PNM Co. May Raise Rates
By Winthrop Quigley Journal Staff Writer
A PNM Resources subsidiary is seeking to raise rates on a portion of its Texas residential customers’ bills by 16 percent by late next year, the company announced Tuesday.
TNMP, which operates transmission and distribution systems that deliver power generated by other companies, hopes to raise rates on about 183,000 residential and 43,000 commercial customers in West Texas, the Fort Worth area, the area north of Dallas and in the Houston suburbs. The company said that, if approved by the Texas Public Utility Commission, this would be TNMP’s first rate increase in five years.
TNMP’s New Mexico operations are not included in the rate increase request.
In Texas’s unregulated electric power market, TNMP sells transmission and distribution services to 59 companies, known as retail electric providers, that market the electricity to end- users. The cost of TNMP’s service is passed through to end users by the REPs.
TNMP said its portion of the average residential customer’s bill would increase to $35.31, from $30.36 a month.
TNMP said that its portion is about 20 percent of the end- customer’s total electric bill.
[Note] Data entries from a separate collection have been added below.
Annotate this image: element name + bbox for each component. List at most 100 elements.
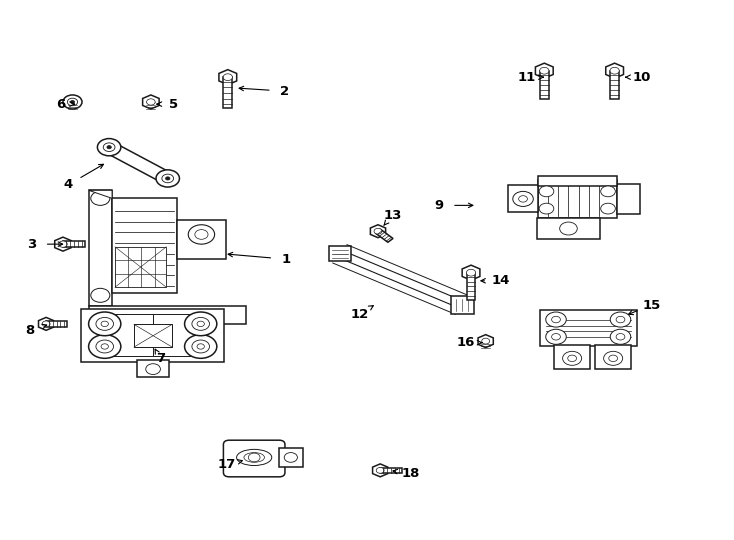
- Text: 1: 1: [282, 253, 291, 266]
- Circle shape: [63, 95, 82, 109]
- Circle shape: [546, 329, 566, 345]
- Circle shape: [610, 68, 619, 74]
- Circle shape: [539, 186, 554, 197]
- Circle shape: [89, 312, 121, 336]
- Circle shape: [616, 334, 625, 340]
- Polygon shape: [223, 77, 232, 109]
- Polygon shape: [467, 273, 476, 300]
- Bar: [176, 220, 226, 259]
- Circle shape: [156, 170, 179, 187]
- Bar: [538, 179, 617, 218]
- Polygon shape: [540, 71, 549, 99]
- Circle shape: [616, 316, 625, 323]
- Circle shape: [195, 230, 208, 239]
- Text: 9: 9: [435, 199, 443, 212]
- Text: 5: 5: [169, 98, 178, 111]
- Bar: [451, 296, 474, 314]
- Circle shape: [96, 318, 114, 330]
- Text: 6: 6: [56, 98, 65, 111]
- Circle shape: [184, 335, 217, 359]
- Circle shape: [197, 344, 204, 349]
- Circle shape: [513, 191, 534, 206]
- Circle shape: [107, 146, 112, 149]
- Circle shape: [610, 329, 631, 345]
- Circle shape: [184, 312, 217, 336]
- Circle shape: [223, 74, 233, 80]
- Bar: [329, 246, 351, 261]
- Bar: [540, 310, 636, 347]
- Bar: [538, 176, 617, 186]
- Bar: [112, 198, 176, 293]
- Text: 12: 12: [351, 308, 368, 321]
- Polygon shape: [606, 63, 623, 78]
- Polygon shape: [373, 464, 388, 477]
- Polygon shape: [46, 321, 67, 327]
- Circle shape: [101, 321, 109, 327]
- Polygon shape: [462, 265, 480, 280]
- Circle shape: [248, 453, 260, 462]
- Circle shape: [374, 228, 382, 234]
- Bar: [89, 306, 246, 324]
- Polygon shape: [371, 225, 385, 238]
- Text: 4: 4: [63, 178, 73, 191]
- Polygon shape: [63, 241, 85, 247]
- Circle shape: [101, 344, 109, 349]
- Circle shape: [600, 186, 615, 197]
- Ellipse shape: [236, 449, 272, 465]
- Polygon shape: [610, 71, 619, 99]
- Text: 13: 13: [383, 208, 401, 221]
- Circle shape: [562, 352, 581, 366]
- Text: 17: 17: [217, 458, 236, 471]
- Circle shape: [188, 225, 214, 244]
- Circle shape: [192, 318, 209, 330]
- Circle shape: [96, 340, 114, 353]
- Polygon shape: [535, 63, 553, 78]
- Circle shape: [59, 241, 68, 247]
- Circle shape: [482, 338, 490, 344]
- Bar: [617, 184, 640, 214]
- FancyBboxPatch shape: [223, 440, 285, 477]
- Polygon shape: [104, 143, 172, 183]
- Circle shape: [103, 143, 115, 152]
- Bar: [537, 218, 600, 239]
- Circle shape: [91, 191, 110, 205]
- Circle shape: [608, 355, 617, 362]
- Bar: [115, 247, 167, 287]
- Circle shape: [68, 98, 78, 106]
- Polygon shape: [55, 237, 71, 251]
- Polygon shape: [89, 190, 112, 198]
- Circle shape: [546, 312, 566, 327]
- Ellipse shape: [244, 453, 264, 462]
- Circle shape: [539, 68, 549, 74]
- Text: 16: 16: [457, 336, 475, 349]
- Bar: [595, 346, 631, 369]
- Circle shape: [147, 99, 155, 105]
- Bar: [89, 190, 112, 306]
- Circle shape: [42, 321, 50, 327]
- Text: 10: 10: [633, 71, 651, 84]
- Text: 8: 8: [26, 324, 34, 337]
- Bar: [509, 185, 538, 212]
- Circle shape: [197, 321, 204, 327]
- Bar: [81, 309, 224, 362]
- Circle shape: [560, 222, 577, 235]
- Circle shape: [519, 195, 528, 202]
- Polygon shape: [380, 468, 402, 473]
- Circle shape: [567, 355, 576, 362]
- Circle shape: [603, 352, 622, 366]
- Circle shape: [162, 174, 173, 183]
- Bar: [134, 325, 172, 347]
- Text: 18: 18: [401, 467, 420, 480]
- Circle shape: [166, 177, 170, 180]
- Polygon shape: [219, 70, 236, 85]
- Text: 7: 7: [156, 353, 165, 366]
- Circle shape: [70, 100, 75, 104]
- Circle shape: [98, 139, 121, 156]
- Bar: [137, 361, 170, 376]
- Circle shape: [89, 335, 121, 359]
- Polygon shape: [375, 230, 393, 242]
- Circle shape: [552, 334, 561, 340]
- Text: 11: 11: [517, 71, 536, 84]
- Circle shape: [552, 316, 561, 323]
- Polygon shape: [478, 335, 493, 348]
The company said the rates are designed to achieve an 11.25 percent return on equity.
According to the company, TNMP’s current rates decreased an average of 9.3 percent since the last rate hike five years ago because PNM Resources agreed to a rate reduction when it bought TNMP in 2005. Meanwhile, costs of fuel, utility poles, wire and other construction materials increased an average of 15 percent in 2007 alone, TNMP said.